When it comes to health insurance, 2018 is going to be a banner year for Nevada. For those people under 65, huge rate increases are in the works. After anthem tried to file a 63% increase, they decided to pull out of the individual marketplace completely. Prominence has also decided to discontinue its presence in the individual marketplace as well. A new company named Centene, got a Medicaid contract in Clark County starting July of 2017 and with that contract had strings attached asking them to fill Anthem's shoes in the marketplace. Great thing about Centene is they have a lot of experience with the individual markets and are quite happy to fill those shoes. Their plans will be called Silver Summit. From what I know now is their plans don't require referrals and the hospital network they have contracted is the UHS system (Valley hospitals). The individual plans will have a similar provider network to the medicaid plan already available.
If you purchase insurance direct from an insurance company without government help (or interference), we have a new PPO coming to southern Nevada, called Hometown Health. They will be providing 22 individual and also small group plans. They are base out of Reno and have been serving that area for some time. There plans will not have any provider networks outside of the state, but locally they have a fairly healthy list as they have been contracting doctors and hospitals for quite some time gearing up for this offering.
If you are a Medicare beneficiary living in Pahrump, Humana is going to be offering a couple PPO plans that they have offered in Clark County. This gives Pahrumpians a chance at something other than the 2 HMO options they currently have. Those in Clark county also get an alternative to CareMore, as Humana is competing with them, offering a plan that gives a $50 discount on Part B premiums. The difference is Humana's plan will be a PPO.
All other plans from last year seem to be staying in place with a few new tweaks for the year. Prepare to see slightly higher out of pocket maximums on your under 65 plans and slightly higher copays on your Medicare plans for both prescriptions and ER/Urgent care visits. You will also see some provider network adjustments to most of your plans as well.
If you live in southern Nevada, particularly Clark County, we will be getting a new PPO provider available to us. Out of state networks won't be available, but at least you won't need to get referrals. Northern Nevada insurance carrier, Hometown Health (who is owned by the Renown hospital system) is rolling out their plans to span most of the state. If you own a small business, this is even better news as their PPO plans will cover most of the entire state.
If you havent heard the news then here you go. Anthem and Prominence are pulling out of the health insurance exchanges in Nevada for 2017. Good news is we have a newcomer! Centene health is releasing the Silver Summit healthplan. I am super excited because they are a strong company and want to serve the community.
i reached out to them and they gladly accepted my request to be able to sell their products for next year and i am ready to sell.
Southern Nevada might also be getting a new insurer from up north for people who purchase their insurance outisde of the exchanges. Hometown health has been contracting with doctors across the state and trying to break i to this market. It is exciting to see what they will have to offer.
We've heard a lot in the news about Republicans trying to either repeal or replace the Affordable Care Act. It seems all efforts have been thwarted either by their own party or the fact they can't agree on a good alternative. A lot of people are afraid they will lose their insurance and the CBO has claimed that millions of people will lose their insurance for all of the Republican plans submitted thus far.

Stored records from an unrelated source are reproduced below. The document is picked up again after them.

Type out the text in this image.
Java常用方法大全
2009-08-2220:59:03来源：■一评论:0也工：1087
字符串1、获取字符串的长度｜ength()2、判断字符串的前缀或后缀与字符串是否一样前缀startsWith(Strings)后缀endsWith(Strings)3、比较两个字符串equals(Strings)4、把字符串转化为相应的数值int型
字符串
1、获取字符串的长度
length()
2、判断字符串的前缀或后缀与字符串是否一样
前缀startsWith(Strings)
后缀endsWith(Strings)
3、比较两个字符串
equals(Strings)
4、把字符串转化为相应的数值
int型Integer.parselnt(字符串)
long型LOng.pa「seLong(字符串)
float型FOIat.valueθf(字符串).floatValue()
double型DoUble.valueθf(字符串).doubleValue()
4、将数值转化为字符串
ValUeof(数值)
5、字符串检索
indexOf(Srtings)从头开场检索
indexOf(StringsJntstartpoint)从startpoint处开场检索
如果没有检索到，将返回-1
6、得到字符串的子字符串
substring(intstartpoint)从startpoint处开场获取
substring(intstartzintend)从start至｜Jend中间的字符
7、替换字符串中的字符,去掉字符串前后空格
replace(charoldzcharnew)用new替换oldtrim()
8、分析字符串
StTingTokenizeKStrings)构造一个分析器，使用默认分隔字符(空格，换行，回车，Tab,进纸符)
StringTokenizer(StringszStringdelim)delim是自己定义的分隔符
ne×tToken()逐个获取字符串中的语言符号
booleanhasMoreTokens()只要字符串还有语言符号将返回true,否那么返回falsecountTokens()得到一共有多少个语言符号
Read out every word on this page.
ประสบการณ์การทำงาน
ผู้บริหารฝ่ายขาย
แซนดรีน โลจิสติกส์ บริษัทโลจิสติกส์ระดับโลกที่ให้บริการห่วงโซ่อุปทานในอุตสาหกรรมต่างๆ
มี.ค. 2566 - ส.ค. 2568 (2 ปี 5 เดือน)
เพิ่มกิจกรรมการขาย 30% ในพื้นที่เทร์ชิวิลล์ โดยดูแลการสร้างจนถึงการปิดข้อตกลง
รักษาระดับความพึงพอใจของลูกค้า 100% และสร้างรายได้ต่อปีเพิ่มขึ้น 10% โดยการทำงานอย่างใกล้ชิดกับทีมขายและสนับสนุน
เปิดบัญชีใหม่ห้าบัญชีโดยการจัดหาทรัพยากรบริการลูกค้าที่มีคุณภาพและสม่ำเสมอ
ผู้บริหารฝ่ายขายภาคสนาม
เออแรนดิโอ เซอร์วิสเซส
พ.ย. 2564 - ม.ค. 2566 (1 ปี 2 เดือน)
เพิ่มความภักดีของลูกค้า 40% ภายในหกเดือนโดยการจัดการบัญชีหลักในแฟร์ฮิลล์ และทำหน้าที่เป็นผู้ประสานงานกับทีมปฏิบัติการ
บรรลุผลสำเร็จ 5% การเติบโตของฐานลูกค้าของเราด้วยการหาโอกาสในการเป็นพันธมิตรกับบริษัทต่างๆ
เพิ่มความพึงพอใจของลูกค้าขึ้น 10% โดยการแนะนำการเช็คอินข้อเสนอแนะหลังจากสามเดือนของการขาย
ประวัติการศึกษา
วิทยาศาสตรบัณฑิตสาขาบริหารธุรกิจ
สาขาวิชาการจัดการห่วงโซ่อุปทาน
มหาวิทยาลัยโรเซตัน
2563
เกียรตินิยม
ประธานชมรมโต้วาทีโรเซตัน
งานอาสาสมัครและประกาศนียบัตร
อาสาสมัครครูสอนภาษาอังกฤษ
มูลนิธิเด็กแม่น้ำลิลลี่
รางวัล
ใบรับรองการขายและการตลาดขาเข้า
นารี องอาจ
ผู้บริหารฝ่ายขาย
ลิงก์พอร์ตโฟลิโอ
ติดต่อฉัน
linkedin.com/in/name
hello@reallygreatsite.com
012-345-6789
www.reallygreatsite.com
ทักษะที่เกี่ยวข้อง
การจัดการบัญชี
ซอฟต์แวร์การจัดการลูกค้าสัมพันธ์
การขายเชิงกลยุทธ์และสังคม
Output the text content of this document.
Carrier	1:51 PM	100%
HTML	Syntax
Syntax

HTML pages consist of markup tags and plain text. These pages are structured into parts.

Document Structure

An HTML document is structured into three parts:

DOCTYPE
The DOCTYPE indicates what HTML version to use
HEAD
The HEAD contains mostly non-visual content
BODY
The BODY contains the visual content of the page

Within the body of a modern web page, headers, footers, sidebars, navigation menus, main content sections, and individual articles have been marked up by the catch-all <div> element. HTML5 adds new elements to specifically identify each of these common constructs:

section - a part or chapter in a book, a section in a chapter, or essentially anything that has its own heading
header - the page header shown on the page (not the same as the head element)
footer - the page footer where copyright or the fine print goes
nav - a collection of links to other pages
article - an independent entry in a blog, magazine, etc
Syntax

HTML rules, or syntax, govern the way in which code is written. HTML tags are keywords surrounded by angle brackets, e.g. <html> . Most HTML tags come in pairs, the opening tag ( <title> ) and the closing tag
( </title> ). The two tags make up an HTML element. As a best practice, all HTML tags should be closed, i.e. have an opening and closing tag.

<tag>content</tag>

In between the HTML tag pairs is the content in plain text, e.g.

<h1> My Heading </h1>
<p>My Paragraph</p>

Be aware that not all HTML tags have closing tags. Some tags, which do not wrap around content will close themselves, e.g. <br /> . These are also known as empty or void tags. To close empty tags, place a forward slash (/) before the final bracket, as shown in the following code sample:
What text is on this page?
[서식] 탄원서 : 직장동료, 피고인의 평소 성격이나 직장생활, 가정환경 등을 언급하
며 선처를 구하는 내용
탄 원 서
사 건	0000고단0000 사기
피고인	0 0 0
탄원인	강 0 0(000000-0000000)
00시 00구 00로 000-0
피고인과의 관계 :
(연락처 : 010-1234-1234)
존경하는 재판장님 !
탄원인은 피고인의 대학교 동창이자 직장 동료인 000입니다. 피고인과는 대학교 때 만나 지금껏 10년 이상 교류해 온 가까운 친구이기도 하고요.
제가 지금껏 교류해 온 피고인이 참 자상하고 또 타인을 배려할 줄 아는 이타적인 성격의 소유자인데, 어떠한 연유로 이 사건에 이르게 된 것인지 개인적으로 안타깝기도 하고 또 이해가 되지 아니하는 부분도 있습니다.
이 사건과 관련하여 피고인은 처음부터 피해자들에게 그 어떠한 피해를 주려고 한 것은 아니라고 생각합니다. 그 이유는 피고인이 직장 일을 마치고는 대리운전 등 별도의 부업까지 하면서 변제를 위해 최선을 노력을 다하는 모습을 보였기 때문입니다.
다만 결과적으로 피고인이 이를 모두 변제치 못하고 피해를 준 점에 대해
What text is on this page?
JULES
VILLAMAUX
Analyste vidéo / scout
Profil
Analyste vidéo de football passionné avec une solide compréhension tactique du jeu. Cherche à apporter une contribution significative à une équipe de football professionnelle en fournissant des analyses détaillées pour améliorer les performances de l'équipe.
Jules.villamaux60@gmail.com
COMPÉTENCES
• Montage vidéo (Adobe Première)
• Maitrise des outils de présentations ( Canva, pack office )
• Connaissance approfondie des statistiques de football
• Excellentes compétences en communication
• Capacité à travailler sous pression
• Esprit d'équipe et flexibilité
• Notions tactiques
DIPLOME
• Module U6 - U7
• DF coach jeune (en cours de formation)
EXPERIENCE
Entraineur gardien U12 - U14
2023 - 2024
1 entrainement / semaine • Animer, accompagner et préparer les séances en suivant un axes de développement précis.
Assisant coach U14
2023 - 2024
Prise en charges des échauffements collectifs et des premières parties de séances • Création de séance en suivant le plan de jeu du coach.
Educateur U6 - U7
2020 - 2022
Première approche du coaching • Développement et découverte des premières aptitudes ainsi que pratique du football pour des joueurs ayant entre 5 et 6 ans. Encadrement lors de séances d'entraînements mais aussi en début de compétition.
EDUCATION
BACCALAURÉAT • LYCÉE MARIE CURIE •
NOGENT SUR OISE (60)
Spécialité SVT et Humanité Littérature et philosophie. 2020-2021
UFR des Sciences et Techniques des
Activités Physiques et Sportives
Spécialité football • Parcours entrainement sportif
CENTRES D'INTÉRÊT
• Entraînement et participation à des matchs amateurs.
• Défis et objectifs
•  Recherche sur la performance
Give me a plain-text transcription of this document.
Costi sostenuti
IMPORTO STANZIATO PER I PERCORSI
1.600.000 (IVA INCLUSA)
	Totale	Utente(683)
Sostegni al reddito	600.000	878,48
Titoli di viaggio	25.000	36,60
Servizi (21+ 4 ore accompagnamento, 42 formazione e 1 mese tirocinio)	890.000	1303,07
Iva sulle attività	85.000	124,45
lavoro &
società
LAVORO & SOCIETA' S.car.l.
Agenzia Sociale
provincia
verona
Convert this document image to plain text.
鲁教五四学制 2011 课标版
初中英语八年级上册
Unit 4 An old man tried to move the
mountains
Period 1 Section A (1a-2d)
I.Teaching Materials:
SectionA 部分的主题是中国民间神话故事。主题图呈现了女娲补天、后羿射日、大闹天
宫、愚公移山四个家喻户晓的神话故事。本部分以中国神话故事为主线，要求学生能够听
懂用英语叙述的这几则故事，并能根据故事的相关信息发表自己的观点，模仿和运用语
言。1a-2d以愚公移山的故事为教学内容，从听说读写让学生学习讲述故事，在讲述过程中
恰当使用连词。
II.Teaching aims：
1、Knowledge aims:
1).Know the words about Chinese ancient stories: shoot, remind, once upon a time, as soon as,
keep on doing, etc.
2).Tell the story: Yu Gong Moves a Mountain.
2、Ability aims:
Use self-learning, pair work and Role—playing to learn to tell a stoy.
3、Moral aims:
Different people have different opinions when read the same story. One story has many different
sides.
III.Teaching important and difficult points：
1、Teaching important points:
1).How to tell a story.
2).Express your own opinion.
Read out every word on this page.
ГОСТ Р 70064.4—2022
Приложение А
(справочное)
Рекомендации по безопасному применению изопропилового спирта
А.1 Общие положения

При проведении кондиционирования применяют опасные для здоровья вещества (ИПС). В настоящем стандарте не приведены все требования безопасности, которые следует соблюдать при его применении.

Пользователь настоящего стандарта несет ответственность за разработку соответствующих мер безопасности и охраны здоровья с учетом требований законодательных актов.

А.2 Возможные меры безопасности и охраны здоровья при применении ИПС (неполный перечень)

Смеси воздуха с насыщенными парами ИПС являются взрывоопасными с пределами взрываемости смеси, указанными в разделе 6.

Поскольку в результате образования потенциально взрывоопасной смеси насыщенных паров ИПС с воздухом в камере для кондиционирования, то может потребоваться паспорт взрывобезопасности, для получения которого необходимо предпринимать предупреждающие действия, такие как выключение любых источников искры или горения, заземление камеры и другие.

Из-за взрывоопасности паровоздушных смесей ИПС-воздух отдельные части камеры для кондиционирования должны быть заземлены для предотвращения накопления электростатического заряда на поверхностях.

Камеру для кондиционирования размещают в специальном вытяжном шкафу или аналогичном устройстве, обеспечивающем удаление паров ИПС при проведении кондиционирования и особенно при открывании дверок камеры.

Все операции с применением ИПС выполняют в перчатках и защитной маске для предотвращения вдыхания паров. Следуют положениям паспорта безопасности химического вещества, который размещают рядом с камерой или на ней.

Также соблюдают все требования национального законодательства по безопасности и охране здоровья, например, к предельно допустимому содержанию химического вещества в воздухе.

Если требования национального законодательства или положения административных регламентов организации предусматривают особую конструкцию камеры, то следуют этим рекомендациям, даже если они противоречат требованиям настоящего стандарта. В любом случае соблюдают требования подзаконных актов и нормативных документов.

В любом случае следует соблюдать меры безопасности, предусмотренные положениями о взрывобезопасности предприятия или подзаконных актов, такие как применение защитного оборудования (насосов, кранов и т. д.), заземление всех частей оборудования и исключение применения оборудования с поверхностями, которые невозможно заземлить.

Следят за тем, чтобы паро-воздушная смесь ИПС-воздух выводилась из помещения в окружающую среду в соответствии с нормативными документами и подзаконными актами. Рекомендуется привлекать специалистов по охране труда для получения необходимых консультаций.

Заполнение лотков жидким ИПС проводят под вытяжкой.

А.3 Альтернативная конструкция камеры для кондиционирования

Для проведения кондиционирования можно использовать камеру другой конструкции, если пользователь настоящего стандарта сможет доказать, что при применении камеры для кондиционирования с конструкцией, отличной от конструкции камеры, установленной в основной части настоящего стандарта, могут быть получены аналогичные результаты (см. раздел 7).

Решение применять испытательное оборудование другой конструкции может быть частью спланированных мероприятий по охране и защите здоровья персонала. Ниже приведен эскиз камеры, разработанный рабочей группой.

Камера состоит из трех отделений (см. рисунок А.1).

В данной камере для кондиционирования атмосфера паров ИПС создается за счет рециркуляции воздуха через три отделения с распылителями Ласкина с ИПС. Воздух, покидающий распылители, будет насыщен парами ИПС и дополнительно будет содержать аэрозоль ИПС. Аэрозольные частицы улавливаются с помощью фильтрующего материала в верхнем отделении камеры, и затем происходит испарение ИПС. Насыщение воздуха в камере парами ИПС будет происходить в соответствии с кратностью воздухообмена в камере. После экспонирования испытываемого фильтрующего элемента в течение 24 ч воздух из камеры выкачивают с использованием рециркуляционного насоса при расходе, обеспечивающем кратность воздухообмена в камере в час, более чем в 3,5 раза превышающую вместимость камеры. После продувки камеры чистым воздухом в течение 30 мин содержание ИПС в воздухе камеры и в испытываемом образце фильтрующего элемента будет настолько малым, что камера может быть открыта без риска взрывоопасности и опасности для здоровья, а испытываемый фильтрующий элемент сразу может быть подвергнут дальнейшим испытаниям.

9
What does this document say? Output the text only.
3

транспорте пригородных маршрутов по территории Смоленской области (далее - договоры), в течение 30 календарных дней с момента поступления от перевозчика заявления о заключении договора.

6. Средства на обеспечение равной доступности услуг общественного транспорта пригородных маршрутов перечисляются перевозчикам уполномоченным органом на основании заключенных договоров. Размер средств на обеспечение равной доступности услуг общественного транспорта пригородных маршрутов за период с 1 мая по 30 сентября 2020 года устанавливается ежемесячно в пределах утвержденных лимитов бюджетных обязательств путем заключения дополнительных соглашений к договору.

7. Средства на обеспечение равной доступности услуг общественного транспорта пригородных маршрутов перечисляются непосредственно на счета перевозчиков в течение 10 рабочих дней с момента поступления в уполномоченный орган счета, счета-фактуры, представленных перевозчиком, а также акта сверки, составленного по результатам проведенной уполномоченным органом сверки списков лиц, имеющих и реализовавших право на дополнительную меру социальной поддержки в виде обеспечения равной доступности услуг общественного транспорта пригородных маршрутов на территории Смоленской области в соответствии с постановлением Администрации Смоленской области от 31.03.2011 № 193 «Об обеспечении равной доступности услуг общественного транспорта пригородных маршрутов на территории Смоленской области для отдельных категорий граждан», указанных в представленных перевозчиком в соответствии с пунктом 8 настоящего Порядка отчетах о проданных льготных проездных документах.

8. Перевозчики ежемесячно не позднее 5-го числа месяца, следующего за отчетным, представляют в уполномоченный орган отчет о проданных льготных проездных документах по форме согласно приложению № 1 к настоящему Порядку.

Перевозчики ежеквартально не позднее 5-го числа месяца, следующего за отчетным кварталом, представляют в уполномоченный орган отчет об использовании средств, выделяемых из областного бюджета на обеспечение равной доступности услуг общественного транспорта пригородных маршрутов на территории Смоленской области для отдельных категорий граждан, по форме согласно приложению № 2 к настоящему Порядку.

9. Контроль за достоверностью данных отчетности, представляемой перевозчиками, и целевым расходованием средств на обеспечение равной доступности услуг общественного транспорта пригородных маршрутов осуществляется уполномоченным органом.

The facts that no one seems to mention are that Republicans lack the 60 votes in order to pass anything except budgetary measures, the CBO has been wrong quite often (it fell way short of its ACA calculations and tries to predict human behavior, good luck with that one), and all of the bills have called for insurance carriers to keep covering those who have kept continual coverage. Some of the biggest concerns insurance carriers have with the ACA are the fact that they can't control costs of the people who get insurance on their own and purchase through the exchanges and individual markets. These members tend to use much more healthcare and only tend to purchase when they require more care. Insurance needs premiums from healthy as well as unhealthy people to be able to pay for healthcare costs. If they cannot control those costs then they lose money, cut services and have to come up with ways to make up the losses. Some of the problems have been insurance carriers raise rates, which price the healthy people out of buying insurance and keeping even more bad risk to hang around.